Peering (and other petty bickering)

Michael Dillon michael at memra.com
Sat May 3 19:34:44 UTC 1997


On Sat, 3 May 1997, Sean Donelan wrote:

> >Look up ''peer'' in a dictionary, in this context it means something
> >like ''networks of equal size''.
> 
> I think you have cause and effect reversed.  A peer is someone you treat
> as an equal.  In fact, in the original meaning of "Peer," the Peers of
> the Realm (Barons, Lords, etc) were often extremly inequal in terms of
> property and power.  To end a the petty bickering that went on between
> various fiefdoms, the soverign conferred peerages.

A few moments spent reading http://www.baronage.co.uk/bphtm-02/moa-04.html
might be interesting if you have never investigated the history of
England, its laws, and its nobility.

There is also an intersting article which I read some twenty years ago
that bears upon this whole situation. I believe that it was published in
Scientific American and its title was something like "The Distribution of
Market Towns in Ancient Mesopotamia". It described the "network" of
trading patterns were able to learn of by excavating these towns.

In addition, it would be useful to study other networks found in both the
natural and the human world. For instance, the latticework skeletons of
tiny diatoms and the highway networks of North America.

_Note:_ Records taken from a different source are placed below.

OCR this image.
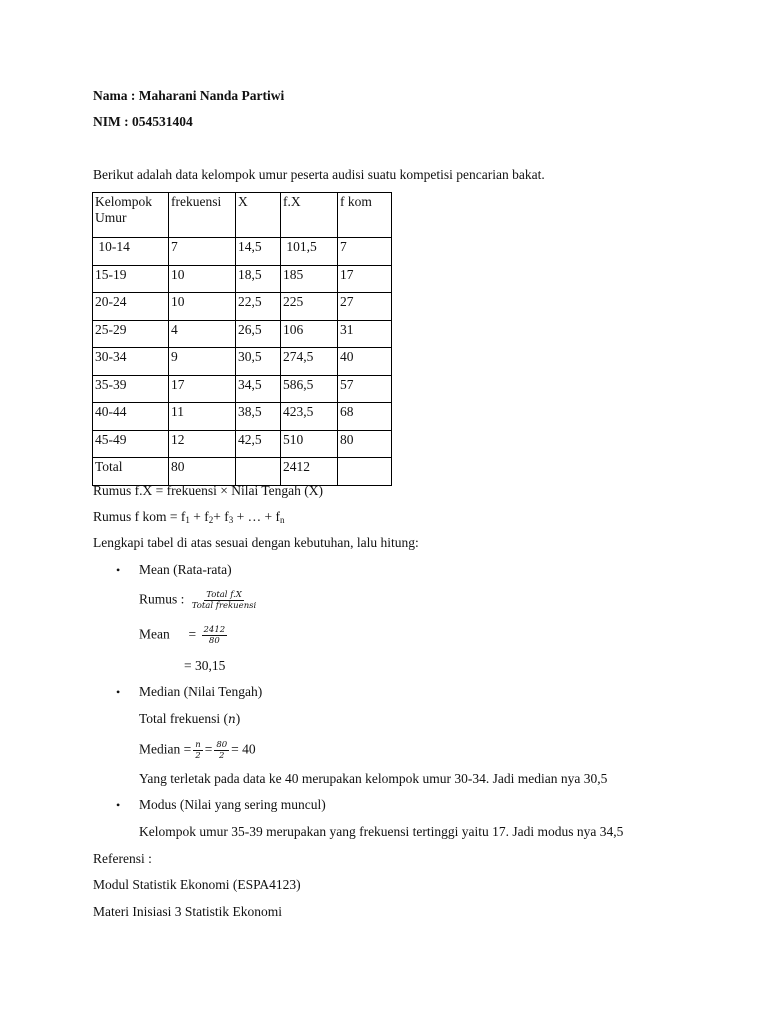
Nama : Maharani Nanda Partiwi
NIM : 054531404
Berikut adalah data kelompok umur peserta audisi suatu kompetisi pencarian bakat.
Kelompok Umur	frekuensi	X	f.X	f kom
10-14	7	14,5	101,5	7
15-19	10	18,5	185	17
20-24	10	22,5	225	27
25-29	4	26,5	106	31
30-34	9	30,5	274,5	40
35-39	17	34,5	586,5	57
40-44	11	38,5	423,5	68
45-49	12	42,5	510	80
Total	80		2412	
Rumus f.X = frekuensi × Nilai Tengah (X)
Rumus f kom = $f_1 + f_2+ f_3$ + … + $f_n$
Lengkapi tabel di atas sesuai dengan kebutuhan, lalu hitung:
• Mean (Rata-rata)
Rumus : $\frac{\text{Total f.X}}{\text{Total frekuensi}}$
Mean = $\frac{2412}{80}$
= 30,15
• Median (Nilai Tengah)
Total frekuensi (n)
Median = $\frac{n}{2} = \frac{80}{2} = 40$
Yang terletak pada data ke 40 merupakan kelompok umur 30-34. Jadi median nya 30,5
• Modus (Nilai yang sering muncul)
Kelompok umur 35-39 merupakan yang frekuensi tertinggi yaitu 17. Jadi modus nya 34,5
Referensi :
Modul Statistik Ekonomi (ESPA4123)
Materi Inisiasi 3 Statistik Ekonomi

Those who think they can understand networks by merely studying packet
switched data networks are wrong. They have no context and no perspective
for what they see before them.

If all the small elements in the structure of the Eiffel tower were
removed, the tower would collaps. Can you even imagine a road network that
does not have a full range of sizes in both the roads and the interchanges
and intersections?

This is very relevant to the discussion of peering because it relates to
how you design the network structures both physically and logically in
order to allow it to scale to ever greater sizes. Of course the Internet
is actually a complex interaction of several networks, i.e. the physical
topology is a network and the logical topology of BGP peering sessions is
another network layer seperate from, but intimately related to, the
physical topology. It is fairly obvious that you cannot build a highway
network in which every major highway in the USA meets in a single monster
interchange near Washington DC. And most people understand that it is not
scaleable to have all the traffic for every network provider flowing
through one NAP. IMHO, the same rule applies to the network of BGP peering
sessions as well. And it isn't yet clear to most people how we can scale
this aspect of the network. 

Now most people on this list seem to be jumping to the conclusion that
UUnet and the other majors are cutting back on peering for purely
commercial business reasons. But is this true? And how many of the
so-called business reasons actually are the direct result of technical and
engineering problems created by BGP itself?

Michael Dillon                   -               Internet & ISP Consulting
http://www.memra.com             -               E-mail: michael at memra.com

The bottom line is track record.  Not track tearing.  Not track derailing.
But pounding the damn dirt around the track with the rest of us worms.